Yakni meliputi hal-hal yang berkaitan dengan seks, kebersihan seks seperti mandi setelah bersetubuh, istinja’setelah kencing dan berak.

Mental and Psychic Hygiene (kesehatan mental dan jasmani)

Yakni ajaran-ajaran untuk mencegah terjadinya stress, oleh karena itu Islam melarang semua benda yang dapat menghilangkan kesadaran dan melemahkan daya pikir, seperti khamr.

E.     Korelasi antara Ayat dan Hadits tentang Kesehatan

Islam menetapkan tujuan pokok kehadirannya untuk memelihara agama, jiwa, akal, jasmani, harta, dan keturunan bagi umat manusia. Diantara kelima unsur tersebut yang berkaitan dengan kesehatan adalah jiwa, akal dan jasmani.

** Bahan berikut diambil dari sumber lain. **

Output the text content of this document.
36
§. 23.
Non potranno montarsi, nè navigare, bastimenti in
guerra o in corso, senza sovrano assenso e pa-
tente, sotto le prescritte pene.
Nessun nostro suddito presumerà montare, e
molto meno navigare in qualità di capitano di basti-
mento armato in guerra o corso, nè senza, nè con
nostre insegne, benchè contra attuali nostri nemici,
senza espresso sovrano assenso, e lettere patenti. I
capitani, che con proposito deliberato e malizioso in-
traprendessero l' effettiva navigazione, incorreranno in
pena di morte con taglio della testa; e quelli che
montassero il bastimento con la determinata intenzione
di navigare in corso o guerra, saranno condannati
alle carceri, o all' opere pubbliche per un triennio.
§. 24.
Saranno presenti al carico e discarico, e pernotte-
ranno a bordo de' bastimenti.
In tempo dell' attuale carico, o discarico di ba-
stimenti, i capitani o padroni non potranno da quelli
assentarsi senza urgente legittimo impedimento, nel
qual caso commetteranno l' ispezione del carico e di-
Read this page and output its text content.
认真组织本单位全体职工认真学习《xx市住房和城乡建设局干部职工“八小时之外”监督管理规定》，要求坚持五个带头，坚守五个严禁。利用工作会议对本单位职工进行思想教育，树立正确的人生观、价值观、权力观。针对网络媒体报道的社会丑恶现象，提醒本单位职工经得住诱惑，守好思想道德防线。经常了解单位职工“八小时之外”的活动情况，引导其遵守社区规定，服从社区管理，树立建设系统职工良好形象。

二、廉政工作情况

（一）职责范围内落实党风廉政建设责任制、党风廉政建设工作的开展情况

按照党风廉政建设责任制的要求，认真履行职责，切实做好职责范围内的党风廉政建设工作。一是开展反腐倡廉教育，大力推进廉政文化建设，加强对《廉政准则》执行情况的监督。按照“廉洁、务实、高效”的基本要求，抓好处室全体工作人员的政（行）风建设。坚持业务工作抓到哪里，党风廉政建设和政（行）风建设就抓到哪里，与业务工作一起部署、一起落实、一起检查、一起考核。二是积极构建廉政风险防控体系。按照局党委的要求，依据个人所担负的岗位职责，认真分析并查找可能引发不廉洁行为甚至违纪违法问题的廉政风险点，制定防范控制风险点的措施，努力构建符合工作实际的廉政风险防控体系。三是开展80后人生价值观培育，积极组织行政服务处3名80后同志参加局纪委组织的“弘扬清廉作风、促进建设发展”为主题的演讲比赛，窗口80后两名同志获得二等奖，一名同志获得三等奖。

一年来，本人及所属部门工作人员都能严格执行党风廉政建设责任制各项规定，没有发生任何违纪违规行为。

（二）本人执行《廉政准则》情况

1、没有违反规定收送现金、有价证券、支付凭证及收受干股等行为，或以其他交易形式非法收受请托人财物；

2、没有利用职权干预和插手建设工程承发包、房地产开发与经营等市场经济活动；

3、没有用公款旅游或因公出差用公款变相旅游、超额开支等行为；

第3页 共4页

Islam bertujuan memelihara jiwa, akal dan jasmani umat manusia. Anggota badan manusia pada hakekatnya adalah milik Allah yang dianugerahkan-Nya untuk dimanfaatkan dengan sebaik-baiknya, bukan untuk disalah gunakan.

Dari beberapa ayat Al-Qur’an dan hadits Nabi di atas, dapat tarik sebuah korelasi (hubungan) bahwa Islam sangat menekankan tentang kebersihan, baik kebersihan jasmani maupun rohani. Di satu sisi Allah memerintahkan untuk menjaga kesehatan dan kebersihan fisik, di sisi yang lain Allah juga memerintahkan untuk menjaga kesehatan mental dan jiwa (rohani).

Dalam hal kesehatan jasmani, Islam memerintahkan untuk menjaga kebersihan pakaian (QS. Al-Muddatsir: 4-5) dan perintah untuk membersihkan badan (hadits tentang lima hal dari fitrah)

Sedangkan dalam hal kesehatan rohani, Islam memerintahkan untuk meninggalkan segala sesuatu yang dapat merusak akal, seperti khamr dan segala sesuatu yang dapat menghilangkan akal.

[1] M. Quraish Shihab,  Tafsir Al-Misabah, Pesan, Kesan, dan Keserasian Al-Qur’an, (Jakarta: Lentera Hati, 2007), 448.
[2]Ibid., Hal. 556-557.
[3] Hamka, Tafsir Al-Azhar Juz 29, (Jakarta: PT Pustaka Panjimas, 1982), 202-203
[4] Ibnu Katsir, Tafsir Ibnu Katsir, (Bandung: PT Sinar Baru Algresindo, 2002), 290-291
[5] M. Quraish Shihab, Tafsir Al-Misabah, 75
[6] Ahmad Syauqi Al-Fanjari, Nilai Kesehatan dalam Syari’at Islam, (Jakarta: Bumi Aksara, 1996), 61-64.
[7] M. Quraish Shihab,  Tafsir Al-Misabah , 707-708
[8] M. Quraish Shihab, Wawasan Al-Qur’an, (Bandung: MIZAN, 1998), 142-143.
[9] M. Fu’ad ‘Abdul Baqi, al-Lu’lu’ wal Marjan, penerjemah H. Salim Bahreisy, (Surabaya: PT Bina Ilmu, 2002), 96
[10] Ahmad Syauqi Al-Fanjari, Nilai Kesehatan,11.
[11] Ibid., Hal. 35.
[12] M. Fu’ad ‘Abdul Baqi, al-Lu’lu’ wal Marjan, 95.
[13] Ahmad Syauqi Al-Fanjari, Nilai Kesehatan dalam Syari’at Islam, (Jakarta: Bumi Aksara, 1996),20-21.
[14] Muhammad Fu’ad Abdul Baqi, Al-Lu’lui wal Marjan, (Surabaya: PT. Bina Ilmu, 2006), 853-854
[15] Ahmad Syauqi Al-Fanjari, Nilai Kesehatan, 40-41.             
[16] M. Quraish Shihab, Wawasan Al-Qur’an, 147-148.